Cette nouvelle victoire était d’abord celle des militants, de ces infatigables artisans qui avaient battu la campagne, surmonté les innombrables bisbilles entre groupes locaux, sections et autres coordinateurs régionaux des différentes composantes de la fédération. Le contraste était saisissant entre cette campagne à échelle humaine, locale et nationale à la fois où chacun se sentait impliqué, proche de son candidat, proche de sa ville, et la personnification extrême de la campagne présidentielle avec sa culture du clash et du buzz, les sempiternelles questions des journalistes – « quelle sera votre première mesure si vous êtes élu ? » – les staffs de campagne de candidats inaccessibles et leurs conseillers-en-tout…

Le succès de la fédération devait beaucoup à un engouement que l’union de la gauche avait suscité chez des électeurs résignés et qui s’était traduit dans les urnes : soixante-quinze pourcents de participation aux élections législatives, du jamais vu depuis 1986 ! Les forces de gauche données perdantes avant le scrutin présidentiel s’étaient redressées brusquement et, par-delà les analyses tactiques et stratégiques des politologues de profession ou de bistrot, le principal moteur de la victoire avait bien été l’espoir ! L’espoir, que la gauche avait fait renaître chez des citoyens faussement désabusés, revenus de tout sauf de la démocratie et qui pouvaient bien renoncer à Dieu mais pas à communier ensemble. Protester dans une urne restait le moyen d’expression favori des vrais contestataires, près de deux siècles et demi après la grande Révolution, les Français continuaient de se rendre seuls maîtres et possesseurs de leur destin.
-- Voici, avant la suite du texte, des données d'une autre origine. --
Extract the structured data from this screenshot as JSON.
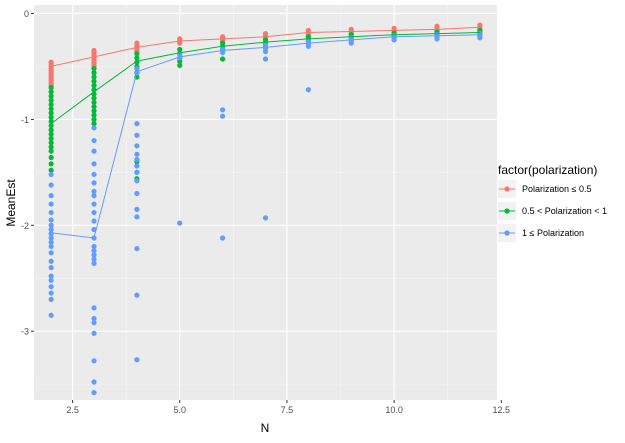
{
  "chart_data": {
    "type": "scatter",
    "xlabel": "N",
    "ylabel": "MeanEst",
    "xlim": [
      1.6,
      12.4
    ],
    "ylim": [
      -3.65,
      0.08
    ],
    "xticks": [
      2.5,
      5.0,
      7.5,
      10.0,
      12.5
    ],
    "xtick_labels": [
      "2.5",
      "5.0",
      "7.5",
      "10.0",
      "12.5"
    ],
    "yticks": [
      -3,
      -2,
      -1,
      0
    ],
    "ytick_labels": [
      "-3",
      "-2",
      "-1",
      "0"
    ],
    "grid": true,
    "legend": {
      "title": "factor(polarization)",
      "placement": "right",
      "entries": [
        "Polarization ≤ 0.5",
        "0.5 < Polarization < 1",
        "1 ≤ Polarization"
      ]
    },
    "series": [
      {
        "name": "Polarization ≤ 0.5",
        "color": "#F8766D",
        "line": [
          [
            2,
            -0.5
          ],
          [
            3,
            -0.41
          ],
          [
            4,
            -0.32
          ],
          [
            5,
            -0.26
          ],
          [
            6,
            -0.24
          ],
          [
            7,
            -0.22
          ],
          [
            8,
            -0.18
          ],
          [
            9,
            -0.17
          ],
          [
            10,
            -0.16
          ],
          [
            11,
            -0.15
          ],
          [
            12,
            -0.13
          ]
        ],
        "points": [
          [
            2,
            -0.46
          ],
          [
            2,
            -0.48
          ],
          [
            2,
            -0.5
          ],
          [
            2,
            -0.52
          ],
          [
            2,
            -0.54
          ],
          [
            2,
            -0.56
          ],
          [
            2,
            -0.58
          ],
          [
            2,
            -0.6
          ],
          [
            2,
            -0.62
          ],
          [
            2,
            -0.64
          ],
          [
            2,
            -0.66
          ],
          [
            2,
            -0.68
          ],
          [
            3,
            -0.35
          ],
          [
            3,
            -0.37
          ],
          [
            3,
            -0.39
          ],
          [
            3,
            -0.41
          ],
          [
            3,
            -0.43
          ],
          [
            3,
            -0.45
          ],
          [
            3,
            -0.47
          ],
          [
            3,
            -0.49
          ],
          [
            3,
            -0.51
          ],
          [
            4,
            -0.28
          ],
          [
            4,
            -0.3
          ],
          [
            4,
            -0.32
          ],
          [
            4,
            -0.34
          ],
          [
            4,
            -0.36
          ],
          [
            5,
            -0.24
          ],
          [
            5,
            -0.26
          ],
          [
            5,
            -0.28
          ],
          [
            6,
            -0.22
          ],
          [
            6,
            -0.24
          ],
          [
            6,
            -0.26
          ],
          [
            7,
            -0.19
          ],
          [
            7,
            -0.21
          ],
          [
            7,
            -0.23
          ],
          [
            8,
            -0.16
          ],
          [
            8,
            -0.18
          ],
          [
            8,
            -0.2
          ],
          [
            9,
            -0.15
          ],
          [
            9,
            -0.17
          ],
          [
            9,
            -0.19
          ],
          [
            10,
            -0.14
          ],
          [
            10,
            -0.16
          ],
          [
            10,
            -0.18
          ],
          [
            11,
            -0.12
          ],
          [
            11,
            -0.14
          ],
          [
            11,
            -0.16
          ],
          [
            12,
            -0.11
          ],
          [
            12,
            -0.13
          ],
          [
            12,
            -0.15
          ]
        ]
      },
      {
        "name": "0.5 < Polarization < 1",
        "color": "#00BA38",
        "line": [
          [
            2,
            -1.04
          ],
          [
            3,
            -0.74
          ],
          [
            4,
            -0.45
          ],
          [
            5,
            -0.37
          ],
          [
            6,
            -0.31
          ],
          [
            7,
            -0.27
          ],
          [
            8,
            -0.24
          ],
          [
            9,
            -0.22
          ],
          [
            10,
            -0.2
          ],
          [
            11,
            -0.19
          ],
          [
            12,
            -0.18
          ]
        ],
        "points": [
          [
            2,
            -0.7
          ],
          [
            2,
            -0.74
          ],
          [
            2,
            -0.78
          ],
          [
            2,
            -0.82
          ],
          [
            2,
            -0.86
          ],
          [
            2,
            -0.9
          ],
          [
            2,
            -0.94
          ],
          [
            2,
            -0.98
          ],
          [
            2,
            -1.02
          ],
          [
            2,
            -1.06
          ],
          [
            2,
            -1.1
          ],
          [
            2,
            -1.14
          ],
          [
            2,
            -1.18
          ],
          [
            2,
            -1.22
          ],
          [
            2,
            -1.26
          ],
          [
            2,
            -1.3
          ],
          [
            2,
            -1.36
          ],
          [
            2,
            -1.42
          ],
          [
            2,
            -1.48
          ],
          [
            3,
            -0.52
          ],
          [
            3,
            -0.56
          ],
          [
            3,
            -0.6
          ],
          [
            3,
            -0.64
          ],
          [
            3,
            -0.68
          ],
          [
            3,
            -0.72
          ],
          [
            3,
            -0.76
          ],
          [
            3,
            -0.8
          ],
          [
            3,
            -0.84
          ],
          [
            3,
            -0.88
          ],
          [
            3,
            -0.92
          ],
          [
            3,
            -0.96
          ],
          [
            3,
            -1.0
          ],
          [
            3,
            -1.04
          ],
          [
            4,
            -0.38
          ],
          [
            4,
            -0.42
          ],
          [
            4,
            -0.46
          ],
          [
            4,
            -0.5
          ],
          [
            4,
            -0.56
          ],
          [
            4,
            -0.6
          ],
          [
            4,
            -1.4
          ],
          [
            4,
            -1.5
          ],
          [
            4,
            -1.56
          ],
          [
            5,
            -0.34
          ],
          [
            5,
            -0.38
          ],
          [
            5,
            -0.42
          ],
          [
            5,
            -0.45
          ],
          [
            5,
            -0.49
          ],
          [
            6,
            -0.28
          ],
          [
            6,
            -0.31
          ],
          [
            6,
            -0.34
          ],
          [
            6,
            -0.43
          ],
          [
            7,
            -0.25
          ],
          [
            7,
            -0.28
          ],
          [
            7,
            -0.31
          ],
          [
            8,
            -0.22
          ],
          [
            8,
            -0.24
          ],
          [
            8,
            -0.26
          ],
          [
            9,
            -0.2
          ],
          [
            9,
            -0.22
          ],
          [
            9,
            -0.24
          ],
          [
            10,
            -0.18
          ],
          [
            10,
            -0.2
          ],
          [
            10,
            -0.22
          ],
          [
            11,
            -0.17
          ],
          [
            11,
            -0.19
          ],
          [
            11,
            -0.21
          ],
          [
            12,
            -0.16
          ],
          [
            12,
            -0.18
          ],
          [
            12,
            -0.2
          ]
        ]
      },
      {
        "name": "1 ≤ Polarization",
        "color": "#619CFF",
        "line": [
          [
            2,
            -2.07
          ],
          [
            3,
            -2.12
          ],
          [
            4,
            -0.55
          ],
          [
            5,
            -0.41
          ],
          [
            6,
            -0.35
          ],
          [
            7,
            -0.32
          ],
          [
            8,
            -0.28
          ],
          [
            9,
            -0.25
          ],
          [
            10,
            -0.22
          ],
          [
            11,
            -0.21
          ],
          [
            12,
            -0.2
          ]
        ],
        "points": [
          [
            2,
            -1.52
          ],
          [
            2,
            -1.62
          ],
          [
            2,
            -1.72
          ],
          [
            2,
            -1.8
          ],
          [
            2,
            -1.88
          ],
          [
            2,
            -1.95
          ],
          [
            2,
            -2.0
          ],
          [
            2,
            -2.04
          ],
          [
            2,
            -2.08
          ],
          [
            2,
            -2.12
          ],
          [
            2,
            -2.16
          ],
          [
            2,
            -2.2
          ],
          [
            2,
            -2.26
          ],
          [
            2,
            -2.34
          ],
          [
            2,
            -2.4
          ],
          [
            2,
            -2.48
          ],
          [
            2,
            -2.52
          ],
          [
            2,
            -2.58
          ],
          [
            2,
            -2.64
          ],
          [
            2,
            -2.7
          ],
          [
            2,
            -2.85
          ],
          [
            3,
            -1.08
          ],
          [
            3,
            -1.2
          ],
          [
            3,
            -1.3
          ],
          [
            3,
            -1.42
          ],
          [
            3,
            -1.52
          ],
          [
            3,
            -1.6
          ],
          [
            3,
            -1.68
          ],
          [
            3,
            -1.72
          ],
          [
            3,
            -1.8
          ],
          [
            3,
            -1.88
          ],
          [
            3,
            -1.96
          ],
          [
            3,
            -2.04
          ],
          [
            3,
            -2.12
          ],
          [
            3,
            -2.2
          ],
          [
            3,
            -2.24
          ],
          [
            3,
            -2.28
          ],
          [
            3,
            -2.32
          ],
          [
            3,
            -2.36
          ],
          [
            3,
            -2.78
          ],
          [
            3,
            -2.88
          ],
          [
            3,
            -2.92
          ],
          [
            3,
            -3.02
          ],
          [
            3,
            -3.28
          ],
          [
            3,
            -3.48
          ],
          [
            3,
            -3.58
          ],
          [
            4,
            -0.52
          ],
          [
            4,
            -0.56
          ],
          [
            4,
            -1.04
          ],
          [
            4,
            -1.15
          ],
          [
            4,
            -1.25
          ],
          [
            4,
            -1.33
          ],
          [
            4,
            -1.38
          ],
          [
            4,
            -1.44
          ],
          [
            4,
            -1.5
          ],
          [
            4,
            -1.58
          ],
          [
            4,
            -1.7
          ],
          [
            4,
            -1.85
          ],
          [
            4,
            -1.92
          ],
          [
            4,
            -2.22
          ],
          [
            4,
            -2.66
          ],
          [
            4,
            -3.27
          ],
          [
            5,
            -0.39
          ],
          [
            5,
            -0.42
          ],
          [
            5,
            -1.98
          ],
          [
            6,
            -0.34
          ],
          [
            6,
            -0.37
          ],
          [
            6,
            -0.91
          ],
          [
            6,
            -0.97
          ],
          [
            6,
            -2.12
          ],
          [
            7,
            -0.3
          ],
          [
            7,
            -0.33
          ],
          [
            7,
            -0.36
          ],
          [
            7,
            -0.43
          ],
          [
            7,
            -1.93
          ],
          [
            8,
            -0.26
          ],
          [
            8,
            -0.29
          ],
          [
            8,
            -0.31
          ],
          [
            8,
            -0.72
          ],
          [
            9,
            -0.23
          ],
          [
            9,
            -0.26
          ],
          [
            9,
            -0.28
          ],
          [
            10,
            -0.21
          ],
          [
            10,
            -0.23
          ],
          [
            10,
            -0.25
          ],
          [
            11,
            -0.2
          ],
          [
            11,
            -0.22
          ],
          [
            11,
            -0.24
          ],
          [
            12,
            -0.19
          ],
          [
            12,
            -0.21
          ],
          [
            12,
            -0.23
          ]
        ]
      }
    ]
  }
}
Mais le frisson de la victoire qui lui avait parcouru l’échine par deux fois ces dernières semaines devait autant à la joie qu’à l’effroi face à l’immensité de la tâche à accomplir. Surpris d’une accession au second tour qui devait beaucoup aux erreurs de la candidate d’extrême droite, Ruggiero s’était érigé en rassembleur des forces de transformation écologique et de progrès social.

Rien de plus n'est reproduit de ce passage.